In turn, he asked the board to provide through an ORR 27 items, such as bid documents, communication about planning information, construction budgets, contracts and other items for the new high school.
In February 2012, the BOE apparently requested to meet with the authority board. Afterward, authority board Chair Jimmy French sent the school board a letter, letting it know that it can either build and maintain a private septic field or tap into the sewer system. He also acknowledged that the board paid recent tap fees for projects without protest.
He noted that the BOE can be charged between eight and 28 gallons per student, but the authority only charges for eight gallons, so the tap fee "is much less than what it probably ought to be."
He said the authority membership was "a bit offended by the BOE's approach" -- the authority tried to speak to the board members but none would talk, seeming to have been advised by a lawyer not to speak.
"Instead of open discussion, we received multiple threatening letters from a lawyer seeking 30+ years worth of documents.
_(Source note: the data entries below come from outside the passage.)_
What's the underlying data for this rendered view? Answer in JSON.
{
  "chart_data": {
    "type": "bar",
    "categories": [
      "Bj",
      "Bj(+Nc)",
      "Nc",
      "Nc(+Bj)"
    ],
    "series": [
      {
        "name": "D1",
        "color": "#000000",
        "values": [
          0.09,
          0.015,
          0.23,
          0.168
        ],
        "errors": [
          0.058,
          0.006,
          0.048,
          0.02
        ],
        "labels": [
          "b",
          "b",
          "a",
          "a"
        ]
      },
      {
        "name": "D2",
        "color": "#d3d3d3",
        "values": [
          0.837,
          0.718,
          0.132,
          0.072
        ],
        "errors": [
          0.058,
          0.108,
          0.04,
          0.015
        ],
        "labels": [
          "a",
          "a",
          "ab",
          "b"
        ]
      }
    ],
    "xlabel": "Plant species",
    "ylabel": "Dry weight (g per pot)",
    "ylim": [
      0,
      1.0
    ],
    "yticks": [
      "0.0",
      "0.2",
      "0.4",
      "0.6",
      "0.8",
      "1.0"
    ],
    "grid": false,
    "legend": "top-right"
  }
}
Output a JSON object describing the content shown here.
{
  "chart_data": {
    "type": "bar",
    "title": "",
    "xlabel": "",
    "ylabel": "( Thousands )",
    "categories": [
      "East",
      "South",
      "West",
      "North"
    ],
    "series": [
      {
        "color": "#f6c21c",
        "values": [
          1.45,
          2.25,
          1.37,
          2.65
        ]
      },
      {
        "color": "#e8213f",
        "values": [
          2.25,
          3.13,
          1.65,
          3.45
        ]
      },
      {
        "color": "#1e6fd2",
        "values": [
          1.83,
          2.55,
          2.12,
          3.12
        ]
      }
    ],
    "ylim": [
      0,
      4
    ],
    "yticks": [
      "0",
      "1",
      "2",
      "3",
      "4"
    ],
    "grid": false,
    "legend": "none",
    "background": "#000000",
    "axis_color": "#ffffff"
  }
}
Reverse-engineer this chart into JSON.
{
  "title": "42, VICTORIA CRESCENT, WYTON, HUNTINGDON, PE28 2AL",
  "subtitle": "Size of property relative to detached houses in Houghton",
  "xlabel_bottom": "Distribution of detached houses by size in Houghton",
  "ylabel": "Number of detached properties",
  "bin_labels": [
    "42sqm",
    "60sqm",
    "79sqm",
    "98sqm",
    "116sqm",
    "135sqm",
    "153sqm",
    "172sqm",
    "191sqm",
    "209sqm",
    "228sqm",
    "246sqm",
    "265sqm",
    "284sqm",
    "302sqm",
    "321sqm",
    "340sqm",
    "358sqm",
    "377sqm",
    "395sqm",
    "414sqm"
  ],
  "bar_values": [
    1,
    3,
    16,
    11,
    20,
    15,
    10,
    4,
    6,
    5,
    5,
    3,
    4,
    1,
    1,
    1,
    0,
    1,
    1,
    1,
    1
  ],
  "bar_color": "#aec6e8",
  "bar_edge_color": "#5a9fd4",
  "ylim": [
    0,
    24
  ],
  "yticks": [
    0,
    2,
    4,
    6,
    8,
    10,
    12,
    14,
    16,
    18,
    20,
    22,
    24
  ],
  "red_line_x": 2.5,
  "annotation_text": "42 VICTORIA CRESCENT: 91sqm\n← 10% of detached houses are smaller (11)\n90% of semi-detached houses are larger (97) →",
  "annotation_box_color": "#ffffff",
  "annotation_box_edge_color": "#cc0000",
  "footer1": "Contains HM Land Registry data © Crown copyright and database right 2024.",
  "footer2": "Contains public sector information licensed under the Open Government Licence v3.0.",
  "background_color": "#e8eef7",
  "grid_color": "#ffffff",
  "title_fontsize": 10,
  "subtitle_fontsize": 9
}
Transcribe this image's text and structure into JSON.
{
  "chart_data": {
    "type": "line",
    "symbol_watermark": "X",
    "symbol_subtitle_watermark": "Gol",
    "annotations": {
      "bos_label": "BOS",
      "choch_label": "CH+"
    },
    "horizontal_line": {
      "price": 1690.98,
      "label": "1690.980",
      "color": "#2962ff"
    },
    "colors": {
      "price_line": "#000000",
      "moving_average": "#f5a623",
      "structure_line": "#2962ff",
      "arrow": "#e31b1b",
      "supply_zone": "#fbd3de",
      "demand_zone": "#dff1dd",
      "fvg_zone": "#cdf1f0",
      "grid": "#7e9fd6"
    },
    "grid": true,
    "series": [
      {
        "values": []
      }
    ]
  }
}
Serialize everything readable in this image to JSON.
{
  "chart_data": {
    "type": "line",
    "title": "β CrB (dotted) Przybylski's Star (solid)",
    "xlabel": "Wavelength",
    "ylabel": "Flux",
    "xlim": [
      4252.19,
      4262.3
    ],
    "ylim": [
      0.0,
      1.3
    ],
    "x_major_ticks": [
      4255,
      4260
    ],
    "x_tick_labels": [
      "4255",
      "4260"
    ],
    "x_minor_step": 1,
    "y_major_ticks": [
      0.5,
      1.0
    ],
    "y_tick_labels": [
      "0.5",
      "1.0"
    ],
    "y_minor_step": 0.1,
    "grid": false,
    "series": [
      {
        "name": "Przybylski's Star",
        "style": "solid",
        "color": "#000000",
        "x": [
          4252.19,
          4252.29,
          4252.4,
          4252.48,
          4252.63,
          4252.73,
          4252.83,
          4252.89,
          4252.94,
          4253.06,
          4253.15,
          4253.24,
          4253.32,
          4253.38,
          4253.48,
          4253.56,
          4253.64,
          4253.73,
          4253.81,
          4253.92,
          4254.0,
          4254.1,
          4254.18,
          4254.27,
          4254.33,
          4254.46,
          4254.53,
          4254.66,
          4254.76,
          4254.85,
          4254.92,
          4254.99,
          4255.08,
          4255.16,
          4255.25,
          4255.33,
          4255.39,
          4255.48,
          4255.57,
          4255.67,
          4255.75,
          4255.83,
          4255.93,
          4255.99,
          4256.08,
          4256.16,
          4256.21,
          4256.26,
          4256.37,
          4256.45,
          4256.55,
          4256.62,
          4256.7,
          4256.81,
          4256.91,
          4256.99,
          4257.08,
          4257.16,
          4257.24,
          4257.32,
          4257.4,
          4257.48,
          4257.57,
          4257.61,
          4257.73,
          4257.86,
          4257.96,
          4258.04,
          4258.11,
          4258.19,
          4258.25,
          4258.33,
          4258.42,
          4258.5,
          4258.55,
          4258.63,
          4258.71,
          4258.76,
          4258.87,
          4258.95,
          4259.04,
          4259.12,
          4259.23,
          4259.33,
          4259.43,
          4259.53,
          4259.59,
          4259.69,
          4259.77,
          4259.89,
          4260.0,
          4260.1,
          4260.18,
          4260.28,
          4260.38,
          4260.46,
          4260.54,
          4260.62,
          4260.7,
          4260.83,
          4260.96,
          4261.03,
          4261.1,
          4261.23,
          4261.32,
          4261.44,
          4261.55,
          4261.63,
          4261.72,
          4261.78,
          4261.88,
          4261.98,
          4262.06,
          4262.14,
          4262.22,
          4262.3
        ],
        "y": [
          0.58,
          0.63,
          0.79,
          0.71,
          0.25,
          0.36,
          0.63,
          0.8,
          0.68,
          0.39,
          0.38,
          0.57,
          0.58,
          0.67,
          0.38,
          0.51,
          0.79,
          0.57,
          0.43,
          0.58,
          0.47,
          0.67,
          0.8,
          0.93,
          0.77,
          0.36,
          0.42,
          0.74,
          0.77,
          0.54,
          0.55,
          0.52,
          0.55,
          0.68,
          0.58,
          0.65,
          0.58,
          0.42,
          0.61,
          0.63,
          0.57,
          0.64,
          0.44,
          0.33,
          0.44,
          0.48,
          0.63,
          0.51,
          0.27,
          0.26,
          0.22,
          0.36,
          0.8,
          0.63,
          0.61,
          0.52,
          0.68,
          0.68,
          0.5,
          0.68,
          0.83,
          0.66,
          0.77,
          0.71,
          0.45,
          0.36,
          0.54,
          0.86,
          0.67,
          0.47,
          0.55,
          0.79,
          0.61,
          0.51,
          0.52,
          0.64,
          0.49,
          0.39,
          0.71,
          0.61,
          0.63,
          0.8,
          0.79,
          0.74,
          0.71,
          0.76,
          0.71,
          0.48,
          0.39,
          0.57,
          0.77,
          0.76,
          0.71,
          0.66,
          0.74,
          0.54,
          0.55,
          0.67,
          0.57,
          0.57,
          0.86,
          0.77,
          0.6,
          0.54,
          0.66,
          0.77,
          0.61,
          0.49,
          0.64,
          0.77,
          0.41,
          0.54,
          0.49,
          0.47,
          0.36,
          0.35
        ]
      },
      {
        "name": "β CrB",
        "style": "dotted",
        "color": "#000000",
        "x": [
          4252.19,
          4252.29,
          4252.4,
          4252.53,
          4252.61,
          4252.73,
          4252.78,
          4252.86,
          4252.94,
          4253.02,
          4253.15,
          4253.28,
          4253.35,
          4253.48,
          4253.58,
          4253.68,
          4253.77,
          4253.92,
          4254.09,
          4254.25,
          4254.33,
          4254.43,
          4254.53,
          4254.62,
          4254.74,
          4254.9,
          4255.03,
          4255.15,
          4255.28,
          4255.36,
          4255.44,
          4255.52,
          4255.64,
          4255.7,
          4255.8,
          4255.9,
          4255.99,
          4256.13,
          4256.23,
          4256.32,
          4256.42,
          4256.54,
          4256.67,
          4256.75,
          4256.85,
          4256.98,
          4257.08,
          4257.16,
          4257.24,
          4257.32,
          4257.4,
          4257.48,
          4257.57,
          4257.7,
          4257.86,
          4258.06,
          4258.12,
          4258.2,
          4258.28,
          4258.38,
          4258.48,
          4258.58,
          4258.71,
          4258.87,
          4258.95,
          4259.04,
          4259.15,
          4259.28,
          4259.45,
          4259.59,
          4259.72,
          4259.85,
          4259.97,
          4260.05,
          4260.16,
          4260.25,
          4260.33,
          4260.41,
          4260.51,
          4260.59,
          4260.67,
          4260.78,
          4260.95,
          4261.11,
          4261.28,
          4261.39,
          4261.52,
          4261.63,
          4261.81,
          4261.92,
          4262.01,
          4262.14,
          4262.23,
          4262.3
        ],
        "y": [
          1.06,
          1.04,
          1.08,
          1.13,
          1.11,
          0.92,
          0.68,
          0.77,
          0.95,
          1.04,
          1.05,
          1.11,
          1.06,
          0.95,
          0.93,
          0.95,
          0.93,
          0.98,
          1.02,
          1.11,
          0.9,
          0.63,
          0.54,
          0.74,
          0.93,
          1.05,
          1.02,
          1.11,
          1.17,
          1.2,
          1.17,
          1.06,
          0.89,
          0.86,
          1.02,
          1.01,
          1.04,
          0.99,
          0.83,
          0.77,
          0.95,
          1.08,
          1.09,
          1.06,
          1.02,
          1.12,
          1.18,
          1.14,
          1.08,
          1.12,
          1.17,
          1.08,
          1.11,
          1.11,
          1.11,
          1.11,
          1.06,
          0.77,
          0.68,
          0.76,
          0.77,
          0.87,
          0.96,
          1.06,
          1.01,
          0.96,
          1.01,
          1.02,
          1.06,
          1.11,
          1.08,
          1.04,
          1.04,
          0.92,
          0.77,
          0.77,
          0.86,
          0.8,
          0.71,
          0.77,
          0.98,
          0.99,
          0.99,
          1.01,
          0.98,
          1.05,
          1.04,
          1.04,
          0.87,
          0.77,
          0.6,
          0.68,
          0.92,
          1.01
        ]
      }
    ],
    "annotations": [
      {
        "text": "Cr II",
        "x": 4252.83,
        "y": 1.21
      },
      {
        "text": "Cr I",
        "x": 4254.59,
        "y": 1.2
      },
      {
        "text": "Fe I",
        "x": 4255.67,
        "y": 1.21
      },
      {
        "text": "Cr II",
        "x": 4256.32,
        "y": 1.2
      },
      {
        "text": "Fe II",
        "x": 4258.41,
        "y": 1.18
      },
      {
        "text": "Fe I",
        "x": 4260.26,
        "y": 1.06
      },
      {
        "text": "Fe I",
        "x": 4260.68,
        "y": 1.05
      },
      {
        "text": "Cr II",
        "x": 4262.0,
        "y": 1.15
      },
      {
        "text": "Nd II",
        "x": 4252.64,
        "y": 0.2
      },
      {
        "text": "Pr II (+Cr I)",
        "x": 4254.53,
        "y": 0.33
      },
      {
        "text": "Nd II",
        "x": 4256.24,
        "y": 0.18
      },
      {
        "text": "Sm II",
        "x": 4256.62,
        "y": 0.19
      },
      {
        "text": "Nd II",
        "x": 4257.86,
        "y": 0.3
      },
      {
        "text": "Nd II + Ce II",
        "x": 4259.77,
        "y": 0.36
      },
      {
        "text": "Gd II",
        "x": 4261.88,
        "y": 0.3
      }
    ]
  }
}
We would have preferred a series of civil conversations," French wrote.
He said that the board has expressed paying at the time of occupancy rather than at construction, so he offered for the board to pay half of the fee at the start of construction and half when services begin.
Later in February, the school board drafted a letter in response to French, saying that the authority collects fees based upon a formula that is not "fair and equitable to the public school system" since the school board was required to pay 100 percent of the fee for the maximum capacity of the school that wouldn't open until Aug. 2013 and wouldn't reach capacity for several years, while developers of subdivisions don't pay until a building permit is issued.
The school board requested that the authority refund the school board $240,000 and allow the board to pay half of the fees in July 2013, and that in September 2013, the board pay based on the actual student population and would pay additional sewer fees each September if student population increases until it reaches capacity.
"The Board is not asking for special privileges, rather, the Board is asking that the Authority do what is fair and equitable for the public school system," the board wrote.
French responded in March through a letter, saying that the school board is a commercial user, not a residential user. He said that commercial and industrial developers are treated similar to the BOE, and residents are charged when the buildings get built.
School board Chair Eddie Johnson and member Almond Turner apparently met with French and member Keith Ellis for a settlement meeting afterward to discuss the dispute with no lawyers or executives present, according to the ORR. No notes from the meeting were provided.
"Rather than expend taxpayer and ratepayer resources on litigation, the parties desire to settle all claims, matters, controversies and disputes between them regarding fees assessed by the authority related to the project," reads the settlement agreement.
NCSS was billed by Smith, Welch, Webb and White for $3,994.04 in attorney fees from November 2011 to August 2012. Campbell has yet to bill the school board for the matter, but also provided services in the case.
As part of the settlement, the authority agreed to give the school board a lump sum credit of $36,000 for future water and sewer bills.